Joannes Vermorel: Je soupçonne que, probablement, la grande majorité des drones seront très petits, de sorte que vous ne les remarquerez pas. Actuellement, les modèles de drones sont d’une taille approximative, mais si l’on pense à dans vingt ans, ils pourraient être bien plus petits, tout en conservant les mêmes capacités. À ce moment-là, ils seront à 15 mètres de distance, et vous ne les verrez ni n’entendrez. Ils réaliseront la majeure partie des tâches d’imagerie et d’autres fonctions, tout en restant délibérément invisibles, ce qui est une qualité souhaitable. Pour les drones de livraison, où la physique impose de transporter 200 grammes, il vous faudra probablement un drone pesant au moins le double du colis. Il ne peut pas être incroyablement petit ; il sera plus réduit, mais sans être infinitésimal. Les concepteurs auront peut-être des astuces ingénieuses, comme un décollage vertical direct, permettant d’atteindre 200 mètres sans être vu. Je pense qu’il y aura de nombreuses innovations, mais j’imagine cela de manière plus lointaine pour les drones de livraison. Je reste néanmoins convaincu qu’il faudra plus de temps pour y parvenir, sauf peut-être pour des cas de niche à très haute valeur ou en situation d’urgence, comme le transport de fournitures médicales. Même à Paris, où il est normalement interdit de survoler, une exception est faite pour les hélicoptères en cas d’urgence médicale. Dans ces cas-là, les drones pourraient être utilisés à la place des hélicoptères, voire pour transporter des personnes, simplement parce qu’il serait plus rapide d’envoyer un drone pour transporter une personne blessée à l’hôpital plutôt que d’attendre un hélicoptère.

Kieran Chandler: Emmanuel, serais-tu d’accord avec cela ? Que vois-tu pour l’avenir des drones ?
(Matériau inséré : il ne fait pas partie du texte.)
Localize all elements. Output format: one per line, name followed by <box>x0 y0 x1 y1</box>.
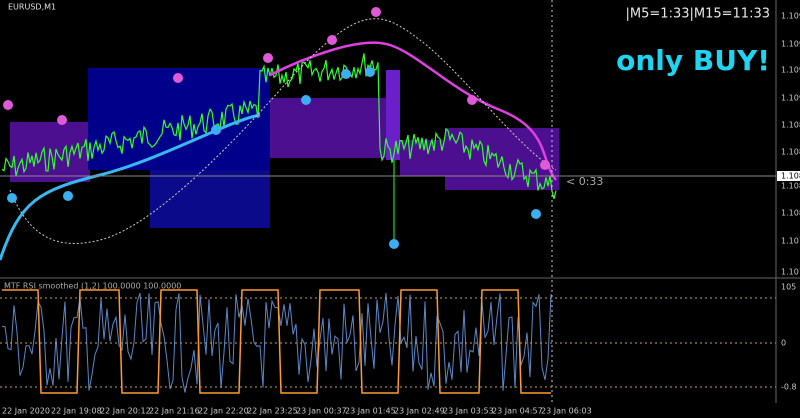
time-label: 22 Jan 20:12 <box>100 407 151 416</box>
price-label: 1.109 <box>781 66 800 75</box>
time-label: 22 Jan 21:16 <box>149 407 200 416</box>
time-label: 22 Jan 19:08 <box>51 407 102 416</box>
time-label: 23 Jan 00:37 <box>296 407 347 416</box>
time-label: 23 Jan 06:03 <box>541 407 592 416</box>
signal-dot <box>531 209 541 219</box>
time-label: 23 Jan 03:53 <box>443 407 494 416</box>
signal-dot <box>63 191 73 201</box>
time-label: 22 Jan 23:25 <box>247 407 298 416</box>
signal-dot <box>371 7 381 17</box>
banner: only BUY! <box>616 44 770 77</box>
indicator-fast <box>1 292 552 393</box>
price-label: 1.107 <box>781 237 800 246</box>
price-label: 1.109 <box>781 40 800 49</box>
time-label: 23 Jan 04:57 <box>492 407 543 416</box>
timer: |M5=1:33|M15=11:33 <box>626 7 770 22</box>
signal-dot <box>389 239 399 249</box>
indicator-title: MTF RSI smoothed (1,2) 100.0000 100.0000 <box>4 282 181 291</box>
price-label: 1.108 <box>781 121 800 130</box>
signal-dot <box>7 193 17 203</box>
envelope <box>9 18 557 244</box>
price-trace <box>1 53 557 199</box>
indicator-slow <box>2 289 551 394</box>
bid-label-box <box>777 171 800 181</box>
signal-dot <box>263 53 273 63</box>
signal-dot <box>301 95 311 105</box>
boxes <box>10 68 559 228</box>
signal-dot <box>327 35 337 45</box>
zone <box>150 170 270 228</box>
symbol: EURUSD,M1 <box>8 3 56 12</box>
price-label: 1.108 <box>781 148 800 157</box>
countdown: < 0:33 <box>566 175 603 188</box>
signal-dot <box>211 125 221 135</box>
price-label: 1.108 <box>781 182 800 191</box>
indicator-axis-label: -0.8 <box>781 383 797 392</box>
signal-dot <box>341 69 351 79</box>
zone <box>88 68 270 170</box>
zone <box>400 140 445 176</box>
price-label: 1.109 <box>781 12 800 21</box>
signal-dot <box>467 95 477 105</box>
price-label: 1.108 <box>781 172 800 181</box>
indicator-axis-label: 105 <box>781 283 796 292</box>
price-lines <box>0 7 557 394</box>
axes: 1.1091.1091.1091.1091.1081.1081.1081.108… <box>2 12 800 416</box>
time-label: 22 Jan 22:20 <box>198 407 249 416</box>
time-label: 23 Jan 01:45 <box>345 407 396 416</box>
zone <box>270 98 388 158</box>
time-label: 22 Jan 2020 <box>2 407 50 416</box>
signal-dot <box>3 100 13 110</box>
price-label: 1.109 <box>781 94 800 103</box>
moving-average <box>0 113 261 261</box>
indicator-axis-label: 0 <box>781 339 786 348</box>
price-label: 1.108 <box>781 209 800 218</box>
signal-dot <box>173 73 183 83</box>
signal-dot <box>365 67 375 77</box>
zone <box>386 70 400 160</box>
price-label: 1.107 <box>781 268 800 277</box>
signal-dot <box>540 160 550 170</box>
signal-dot <box>57 115 67 125</box>
time-label: 23 Jan 02:49 <box>394 407 445 416</box>
trend-line <box>269 41 557 181</box>
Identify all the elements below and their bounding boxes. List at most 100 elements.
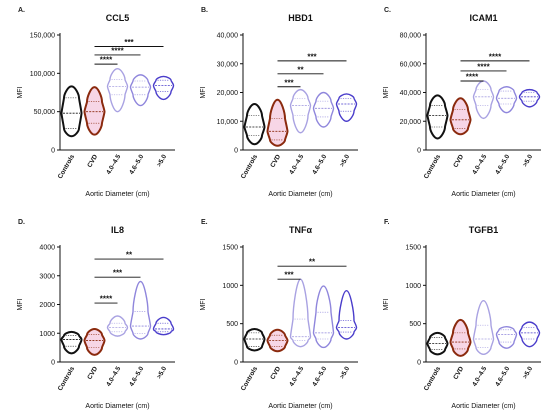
violin-2 xyxy=(472,299,495,356)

Emmanuel de Maistre: Les drones transporteront des personnes un jour, et ce n’est pas de la science-fiction. Vous avez déjà des hélicoptères sans pilote, très lourds, transportant des fournitures militaires, notamment en Afghanistan. Ce sont de véritables hélicoptères à essence. Nous verrons d’abord des véhicules hybrides, probablement capables de transporter des personnes, et j’envisage des liaisons aéroport-ville qui pourraient constituer un excellent cas d’utilisation pour initier ce mode de transport. Lorsqu’il faudra aller très rapidement de l’aéroport à la ville, on pourra imaginer une sorte d’hélicoptère hybride transportant des personnes de l’aéroport au cœur de Londres, de New York ou de toute autre grande ville. À plus long terme, il n’est pas déraisonnable de penser que des aéronefs de quatre à six passagers transporteront les gens de manière très autonome, qu’ils soient hybrides ou entièrement électriques. Cela dépendra des avancées en matière de batteries, mais de nombreuses entreprises y travaillent, et je vois Airbus, Boeing, Uber et bien d’autres parier sur de tels cas d’utilisation. Cela pourrait ne pas arriver dans les quelques prochaines années, mais si l’on considère les cinq à dix dernières années et ce que nous avons accompli dans le domaine de la technologie à l’échelle mondiale, il n’est pas farfelu de penser que ce type de cas d’utilisation se concrétisera également dans les cinq à dix prochaines années.

Kieran Chandler: C’est passionnant, et je l’espère sincèrement. Ce sont des temps excitants pour observer cet espace. Je dois m’arrêter ici. Merci à vous deux pour votre temps. Merci de nous avoir suivis, et nous nous retrouverons la prochaine fois.